Opinion
T.C. Summary Opinion 2012-121 Docket No. 7312-10S
12-20-2012
Jackson M. Browning, pro se. Robert A. Varra , for respondent.
PURSUANT TO INTERNAL REVENUE CODE
SECTION 7463(b),THIS OPINION MAY NOT
BE TREATED AS PRECEDENT FOR ANY
OTHER CASE.
Jackson M. Browning, pro se.
Robert A. Varra, for respondent.
SUMMARY OPINION
GALE, Judge: This case was heard pursuant to the provisions of section 7463 of the Internal Revenue Code in effect when the petition was filed. Pursuant to section 7463(b), the decision to be entered is not reviewable by any other court, and this opinion shall not be treated as precedent for any other case.
Unless otherwise indicated all section references are to the Internal Revenue Code of 1986 as in effect for the year at issue and all Rule references are to the Tax Court Rules of Practice and Procedure. All dollar amounts are rounded to the nearest dollar.
Respondent determined a $3,250 deficiency in petitioner's 2007 Federal income tax. The issues for decision are whether petitioner is entitled to a dependency exemption deduction, a child tax credit, and a dependent care credit for his son for the 2007 taxable year.
Background
Some of the facts have been stipulated and are so found. The stipulation of facts, supplemental stipulation of facts, and accompanying exhibits are incorporated herein by this reference.
Petitioner's son, H.B., was born in 2004. Petitioner and H.B.'s mother, Dane Gallardo, never married and were living separately throughout 2007. Permanent orders issued by the District Court, Adams County, Colorado (State court), following a hearing held on May 7, 2007, adjudicated petitioner the natural father of H.B., granted him 38 hours of regular parenting time per week and additional parenting time on specified holidays, and ordered him to pay monthly child support to Ms. Gallardo. Petitioner and Ms. Gallardo had split the custody of H.B. evenly before May 2007 and strictly abided by the custody provisions of the permanent orders thereafter. Thus, Ms. Gallardo had custody of H.B. for the greater portion of 2007.
Pursuant to Rule 27(a)(3) we refer to minor children by their initials.

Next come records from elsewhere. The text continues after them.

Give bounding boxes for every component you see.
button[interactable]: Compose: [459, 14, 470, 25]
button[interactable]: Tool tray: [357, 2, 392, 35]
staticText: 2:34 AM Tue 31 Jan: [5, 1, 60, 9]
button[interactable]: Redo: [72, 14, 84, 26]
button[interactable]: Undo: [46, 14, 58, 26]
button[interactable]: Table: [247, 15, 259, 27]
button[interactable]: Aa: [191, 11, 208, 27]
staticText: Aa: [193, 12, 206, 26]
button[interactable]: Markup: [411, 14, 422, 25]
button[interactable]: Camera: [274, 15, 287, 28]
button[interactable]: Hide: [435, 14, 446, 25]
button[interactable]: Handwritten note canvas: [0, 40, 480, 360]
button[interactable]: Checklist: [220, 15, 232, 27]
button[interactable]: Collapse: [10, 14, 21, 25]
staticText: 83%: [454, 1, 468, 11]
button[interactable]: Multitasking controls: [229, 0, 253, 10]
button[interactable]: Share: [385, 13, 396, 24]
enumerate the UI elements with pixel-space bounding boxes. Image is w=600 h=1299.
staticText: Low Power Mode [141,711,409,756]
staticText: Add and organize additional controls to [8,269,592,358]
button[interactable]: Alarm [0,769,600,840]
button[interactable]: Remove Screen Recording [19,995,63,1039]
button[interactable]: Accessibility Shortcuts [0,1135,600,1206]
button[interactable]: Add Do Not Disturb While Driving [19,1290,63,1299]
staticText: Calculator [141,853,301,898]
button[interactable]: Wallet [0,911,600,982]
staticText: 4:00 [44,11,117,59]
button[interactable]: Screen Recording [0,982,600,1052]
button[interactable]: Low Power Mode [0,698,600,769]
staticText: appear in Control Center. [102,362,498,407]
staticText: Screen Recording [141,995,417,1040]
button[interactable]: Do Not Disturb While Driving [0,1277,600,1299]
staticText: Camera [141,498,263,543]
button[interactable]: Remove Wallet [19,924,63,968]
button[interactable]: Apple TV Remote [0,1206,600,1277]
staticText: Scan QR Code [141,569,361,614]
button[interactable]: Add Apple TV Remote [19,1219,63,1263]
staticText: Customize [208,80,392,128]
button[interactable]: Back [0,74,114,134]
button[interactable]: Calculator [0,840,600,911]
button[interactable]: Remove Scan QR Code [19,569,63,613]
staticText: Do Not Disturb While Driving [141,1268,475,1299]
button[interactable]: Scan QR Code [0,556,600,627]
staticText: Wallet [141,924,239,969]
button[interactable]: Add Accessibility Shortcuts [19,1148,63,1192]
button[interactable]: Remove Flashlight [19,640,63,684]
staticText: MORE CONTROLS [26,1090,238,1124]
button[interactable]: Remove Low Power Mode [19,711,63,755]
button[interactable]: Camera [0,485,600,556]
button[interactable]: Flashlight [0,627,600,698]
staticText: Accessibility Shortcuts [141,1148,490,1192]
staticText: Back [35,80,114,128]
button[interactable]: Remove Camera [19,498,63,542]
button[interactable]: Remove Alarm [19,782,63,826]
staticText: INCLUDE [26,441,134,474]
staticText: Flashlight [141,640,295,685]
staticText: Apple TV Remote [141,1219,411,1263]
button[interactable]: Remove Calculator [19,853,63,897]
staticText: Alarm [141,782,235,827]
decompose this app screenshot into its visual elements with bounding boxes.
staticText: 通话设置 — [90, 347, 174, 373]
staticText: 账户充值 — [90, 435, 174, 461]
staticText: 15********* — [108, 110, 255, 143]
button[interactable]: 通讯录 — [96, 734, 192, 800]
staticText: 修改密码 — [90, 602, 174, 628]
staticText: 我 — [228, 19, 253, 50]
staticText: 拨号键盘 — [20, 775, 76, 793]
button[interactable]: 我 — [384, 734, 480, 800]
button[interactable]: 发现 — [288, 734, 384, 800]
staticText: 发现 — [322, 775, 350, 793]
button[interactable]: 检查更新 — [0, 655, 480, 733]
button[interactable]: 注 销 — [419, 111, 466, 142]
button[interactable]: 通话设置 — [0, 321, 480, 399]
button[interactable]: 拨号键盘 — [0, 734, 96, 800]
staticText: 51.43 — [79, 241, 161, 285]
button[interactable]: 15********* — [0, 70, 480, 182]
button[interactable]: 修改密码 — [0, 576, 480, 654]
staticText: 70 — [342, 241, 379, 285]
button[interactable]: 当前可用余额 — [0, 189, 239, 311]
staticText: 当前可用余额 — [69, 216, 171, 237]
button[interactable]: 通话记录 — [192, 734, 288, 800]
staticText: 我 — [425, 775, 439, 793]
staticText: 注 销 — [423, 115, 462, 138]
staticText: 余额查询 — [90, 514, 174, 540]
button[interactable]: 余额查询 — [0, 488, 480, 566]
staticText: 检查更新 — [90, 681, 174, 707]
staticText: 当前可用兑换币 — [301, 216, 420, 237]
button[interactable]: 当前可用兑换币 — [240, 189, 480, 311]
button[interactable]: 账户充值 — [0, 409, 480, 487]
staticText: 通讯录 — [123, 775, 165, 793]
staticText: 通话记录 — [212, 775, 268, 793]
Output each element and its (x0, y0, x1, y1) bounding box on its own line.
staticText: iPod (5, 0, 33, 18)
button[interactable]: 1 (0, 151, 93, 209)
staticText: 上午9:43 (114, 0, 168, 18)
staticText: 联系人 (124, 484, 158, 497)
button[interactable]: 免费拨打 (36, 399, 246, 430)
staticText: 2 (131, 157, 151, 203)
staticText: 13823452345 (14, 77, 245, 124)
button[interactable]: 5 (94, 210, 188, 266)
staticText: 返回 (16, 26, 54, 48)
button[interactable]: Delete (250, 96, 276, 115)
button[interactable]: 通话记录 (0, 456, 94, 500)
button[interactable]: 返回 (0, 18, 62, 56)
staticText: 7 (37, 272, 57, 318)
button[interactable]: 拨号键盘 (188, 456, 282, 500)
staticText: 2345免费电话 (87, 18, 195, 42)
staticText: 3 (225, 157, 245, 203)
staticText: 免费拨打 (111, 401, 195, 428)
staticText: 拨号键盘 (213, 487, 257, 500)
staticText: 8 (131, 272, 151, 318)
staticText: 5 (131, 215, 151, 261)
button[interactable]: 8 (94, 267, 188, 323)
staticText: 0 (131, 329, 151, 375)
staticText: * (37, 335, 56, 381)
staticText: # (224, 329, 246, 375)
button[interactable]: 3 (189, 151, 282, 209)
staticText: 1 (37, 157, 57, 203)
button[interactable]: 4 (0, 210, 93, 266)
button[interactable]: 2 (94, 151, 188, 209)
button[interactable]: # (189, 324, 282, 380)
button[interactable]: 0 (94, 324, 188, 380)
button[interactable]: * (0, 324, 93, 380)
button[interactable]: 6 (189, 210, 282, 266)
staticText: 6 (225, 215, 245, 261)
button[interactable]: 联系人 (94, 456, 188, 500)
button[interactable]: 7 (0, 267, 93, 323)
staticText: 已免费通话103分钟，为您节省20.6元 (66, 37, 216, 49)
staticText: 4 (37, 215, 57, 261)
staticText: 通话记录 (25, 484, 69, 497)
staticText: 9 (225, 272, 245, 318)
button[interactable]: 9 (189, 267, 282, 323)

The permanent orders required petitioner and Ms. Gallardo to alternate claiming the "tax dependency exemption" for H.B. They granted petitioner the right to claim the exemption for 2007 and succeeding odd-numbered years and Ms. Gallardo the right to claim the exemption for 2008 and succeeding even-numbered years. Petitioner was not entitled to claim H.B. as a dependent for a given year unless he had paid all court-ordered child support for that year. The permanent orders were signed by Ms. Gallardo's attorney indicating they were "approved as to form" but not by Ms. Gallardo personally.
Petitioner timely filed his Federal income tax return for 2007. Therein, he claimed with respect to H.B. a dependency exemption deduction of $3,400; a $1,000 child tax credit; and a $2,400 dependent care credit. Petitioner did not submit a Form 8332, Release of Claim to Exemption for Child of Divorced or Separated Parents, with his return, nor did he ask Ms. Gallardo to execute such a form before filing his return.
As discussed infra, Form 8332 is the document by which a parent entitled to a dependency exemption by virtue, inter alia, of having custody of a child for the greater portion of a calendar year (the "custodial parent") can release his or her claim to a dependency exemption to the other parent (the "noncustodial parent"). See sec. 152(e)(2), (4); sec. 1.152-4(e)(1), Income Tax Regs.
On December 28, 2009, respondent timely issued to petitioner a notice of deficiency wherein he disallowed the dependency exemption deduction, child tax credit, and dependent care credit claimed by petitioner for 2007 with respect to H.B. and determined a $3,250 deficiency.
We note that the amount of the credits disallowed on the face of the notice of deficiency ($3,400) exceeds the determined deficiency ($3,250). A Form 4549, Income Tax Examination Changes, accompanying the notice of deficiency credits petitioner with reporting $1,602 of total tax due on his return; however, the copy of petitioner's return stipulated by the parties reports total tax due of $942. A Schedule of Adjustments attached to the notice of deficiency indicates that the $660 discrepancy likely resulted from respondent's treating petitioner as having claimed a dependent care credit of $1,740 rather than the $2,400 shown on the return.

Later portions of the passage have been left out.